Flynn's 'Gone Girl' will thrill readers to the end

Published 12:00 am Friday, August 10, 2012

“Gone Girl,” by Gillian Flynn. Crown. 432 pp. $25.
By Elizabeth Cook
ecook@salisburypost.com
SALISBURY — For the first 200 pages, “Gone Girl” reads like a sharply written marital saga. United bliss deteriorates into aloof antipathy. Murder is in the air.
Then comes a pivotal line on page 219 — sorry, don’t want to spoil it for you — and Gillian Flynn’s latest novel enters what feels like a new dimension.
Flynn, author of “Sharp Objects” and “Dark Places,” is known for her clever, dark suspense thrillers. This one is something more.
Nick and Amy Dunne have arrived at their fifth anniversary with a marriage that’s DOA. After passionate beginnings amid the glamor of New York City, the pair slam into reality. Nick loses his hip magazine job, one of legions of writers sideswiped into the digital gutter. As for uppercrust Amy, her parents drain her trust fund after realizing their storybook lifestyle has outspent the success of their once-popular children’s book series, “Amazing Amy.”
Yes, that’s “Amazing Amy,” a character named for their only child and, despite their denials, written as a slightly better Amy who makes wiser choices at pivotal moments of her life — a new form of passive-aggressive parenting.
Who wouldn’t turn out a little twisted after years of that?
The book begins with Nick musing on the fine shape of Amy’s head.
“I picture opening her skull, unspooling her brain and sifting through it, trying to catch and pin down her thoughts.

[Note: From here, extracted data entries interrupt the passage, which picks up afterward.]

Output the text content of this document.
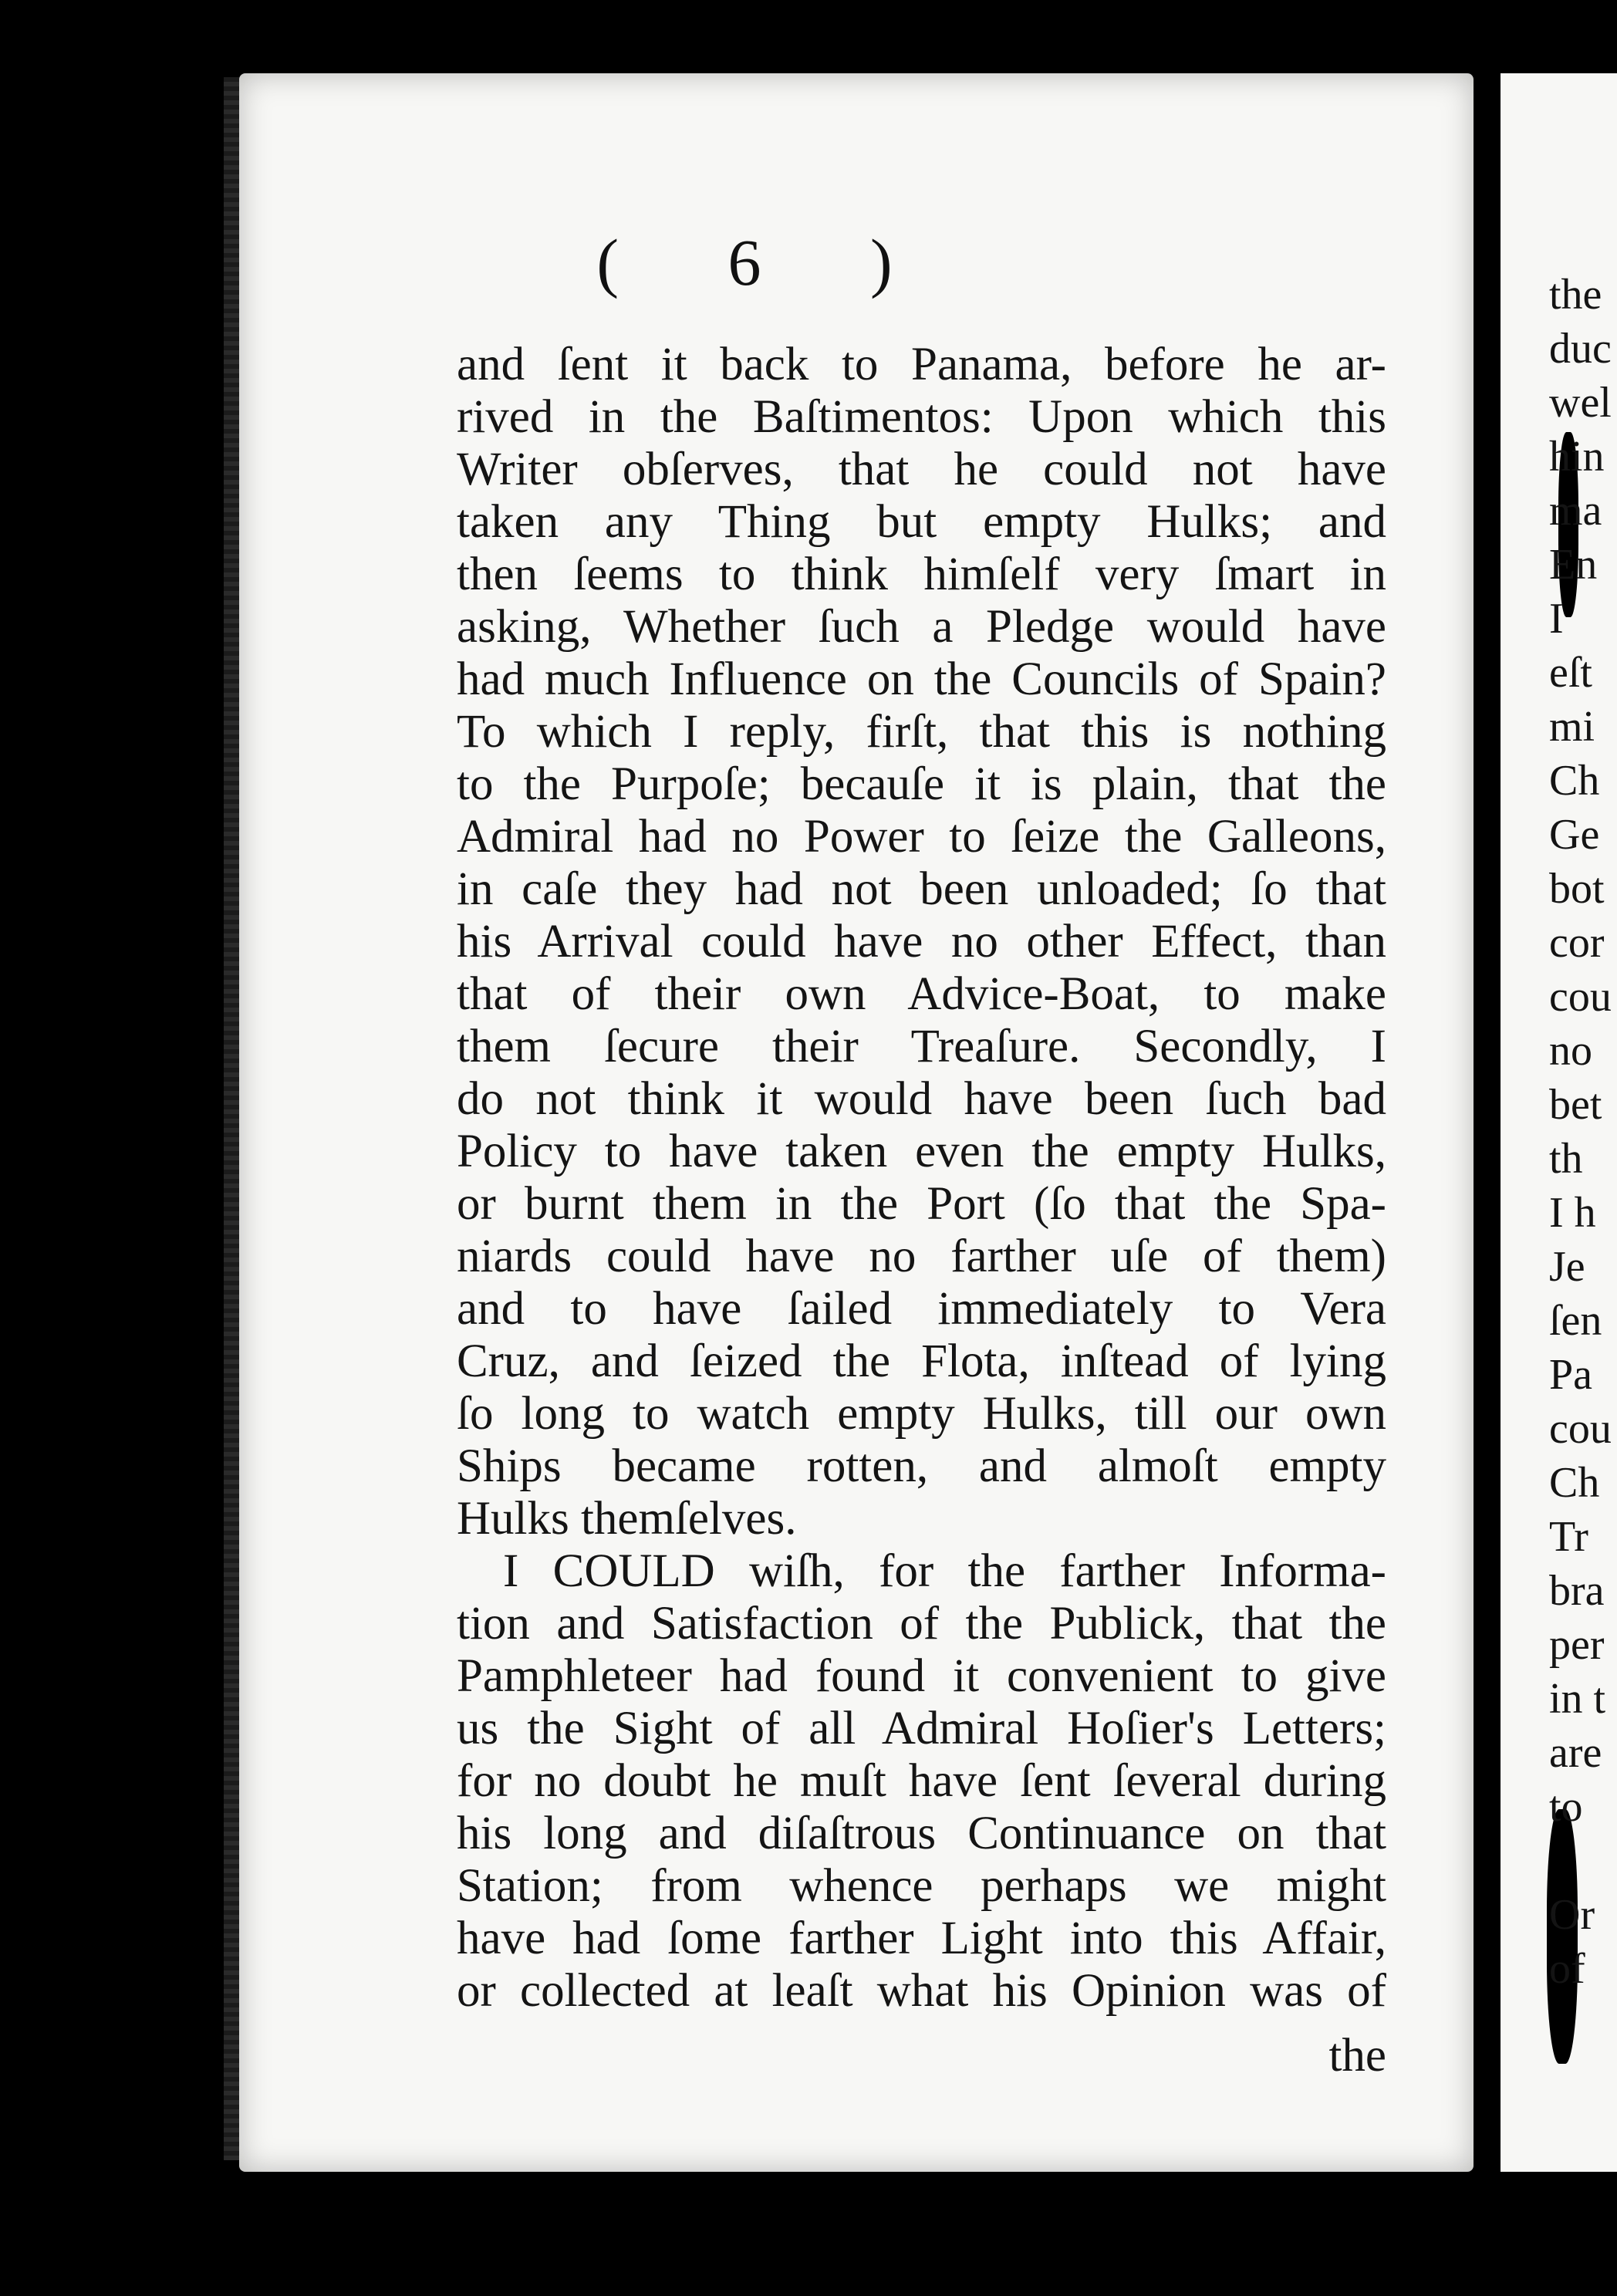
( 6 )
and ſent it back to Panama, before he ar-
rived in the Baſtimentos: Upon which this
Writer obſerves, that he could not have
taken any Thing but empty Hulks; and
then ſeems to think himſelf very ſmart in
asking, Whether ſuch a Pledge would have
had much Influence on the Councils of Spain?
To which I reply, firſt, that this is nothing
to the Purpoſe; becauſe it is plain, that the
Admiral had no Power to ſeize the Galleons,
in caſe they had not been unloaded; ſo that
his Arrival could have no other Effect, than
that of their own Advice-Boat, to make
them ſecure their Treaſure. Secondly, I
do not think it would have been ſuch bad
Policy to have taken even the empty Hulks,
or burnt them in the Port (ſo that the Spa-
niards could have no farther uſe of them)
and to have ſailed immediately to Vera
Cruz, and ſeized the Flota, inſtead of lying
ſo long to watch empty Hulks, till our own
Ships became rotten, and almoſt empty
Hulks themſelves.
I COULD wiſh, for the farther Informa-
tion and Satisfaction of the Publick, that the
Pamphleteer had found it convenient to give
us the Sight of all Admiral Hoſier's Letters;
for no doubt he muſt have ſent ſeveral during
his long and diſaſtrous Continuance on that
Station; from whence perhaps we might
have had ſome farther Light into this Affair,
or collected at leaſt what his Opinion was of
the
the
duc
wel
hin
ma
En
I
eſt
mi
Ch
Ge
bot
cor
cou
no
bet
th
I h
Je
ſen
Pa
cou
Ch
Tr
bra
per
in t
are
to
Or
of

What are you thinking, Amy?”
Ahem.
Amy has disappeared, and the narrative alternates between Nick’s morbid reflections and passages from Amy’s rosy diary — her own story of new love, discovery, settling down and, eventually, disenchantment.
As Amy chronicles the marriage’s deterioration and Nick provides a counterpoint, the reader begins to see that Nick may be right to wonder what’s going on in his wife’s pretty head. It’s something more than disappointment over the step down to living in Nick’s small Missouri hometown.

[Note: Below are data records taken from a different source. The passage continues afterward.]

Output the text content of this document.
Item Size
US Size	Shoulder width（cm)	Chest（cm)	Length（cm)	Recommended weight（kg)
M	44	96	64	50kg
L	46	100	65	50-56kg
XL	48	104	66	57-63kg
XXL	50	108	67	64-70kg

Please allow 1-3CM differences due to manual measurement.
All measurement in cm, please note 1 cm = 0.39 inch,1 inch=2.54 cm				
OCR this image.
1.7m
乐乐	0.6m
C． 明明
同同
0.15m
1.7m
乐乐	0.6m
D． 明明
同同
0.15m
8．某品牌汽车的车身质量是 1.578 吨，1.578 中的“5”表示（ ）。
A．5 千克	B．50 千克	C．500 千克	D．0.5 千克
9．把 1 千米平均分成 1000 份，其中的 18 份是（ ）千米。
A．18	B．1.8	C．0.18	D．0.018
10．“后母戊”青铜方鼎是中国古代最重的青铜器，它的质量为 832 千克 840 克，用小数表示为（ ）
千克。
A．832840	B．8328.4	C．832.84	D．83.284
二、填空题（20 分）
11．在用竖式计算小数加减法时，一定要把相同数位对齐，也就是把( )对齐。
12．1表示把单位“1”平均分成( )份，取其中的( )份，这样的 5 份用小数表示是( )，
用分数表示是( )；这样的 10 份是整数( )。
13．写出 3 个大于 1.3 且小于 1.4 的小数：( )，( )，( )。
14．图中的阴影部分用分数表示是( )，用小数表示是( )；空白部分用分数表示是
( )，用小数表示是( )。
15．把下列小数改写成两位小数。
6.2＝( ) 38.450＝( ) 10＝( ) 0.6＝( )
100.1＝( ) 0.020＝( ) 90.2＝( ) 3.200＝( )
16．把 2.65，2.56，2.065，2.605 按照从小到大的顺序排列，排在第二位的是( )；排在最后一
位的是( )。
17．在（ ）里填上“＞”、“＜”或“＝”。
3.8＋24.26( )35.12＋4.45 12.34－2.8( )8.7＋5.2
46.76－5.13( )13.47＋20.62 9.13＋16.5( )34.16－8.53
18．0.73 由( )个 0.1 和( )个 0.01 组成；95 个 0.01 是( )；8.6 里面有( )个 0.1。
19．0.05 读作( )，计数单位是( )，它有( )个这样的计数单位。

Without giving away too much, let’s just say events gradually expose another side to this young woman’s character — the particleboard beneath her smiling veneer. And it is fascinating.

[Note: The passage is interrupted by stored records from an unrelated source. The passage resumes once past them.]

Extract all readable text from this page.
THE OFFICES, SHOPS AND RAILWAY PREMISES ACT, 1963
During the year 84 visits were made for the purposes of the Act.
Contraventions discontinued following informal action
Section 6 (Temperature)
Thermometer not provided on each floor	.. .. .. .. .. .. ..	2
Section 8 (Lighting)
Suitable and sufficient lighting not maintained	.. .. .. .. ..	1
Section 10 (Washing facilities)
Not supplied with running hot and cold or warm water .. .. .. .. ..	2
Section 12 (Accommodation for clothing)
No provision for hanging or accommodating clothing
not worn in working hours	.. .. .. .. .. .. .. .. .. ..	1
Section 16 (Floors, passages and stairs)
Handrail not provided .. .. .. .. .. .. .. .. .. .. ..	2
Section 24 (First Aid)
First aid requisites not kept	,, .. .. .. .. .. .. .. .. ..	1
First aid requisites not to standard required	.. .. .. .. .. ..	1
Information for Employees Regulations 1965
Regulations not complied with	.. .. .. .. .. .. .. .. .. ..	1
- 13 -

Nick wisely comments on marriage and the human condition, a condition shaped by the countless stories we have all seen on TV, movies and the Internet.
“We are all working from the same dog-eared script,” Nick observes. “… I would have done anything to feel real again.”
Hence, he is Suspect Number One-and-Only when Amy disappears, and her parents staunchly defend him — for a while. Alas, in the pursuit of feeling real, Nick has indeed followed the usual, bored-husband script.
But Amy is writing afresh, and for some time it’s not clear who has the stronger killer instinct.
No. 1 on more than one bestseller list, “Gone Girl” has been described as “deliciously sinister,” “devishly dark” and “unputdownable.” Some say it is Flynn’s breakthrough novel, quite a feat for someone whose earlier books already made the New York Times’ bestseller list.
20th Century Fox has acquired the book for screen adaptation. Reese Witherspoon is leading the production and appears destined for the lead role, with Flynn writing the screenplay. This should be good.
Book clubs looking for more than titillating shades of gray will find great conversation fodder in “Gone Girl.” It is indeed “unputdownable.”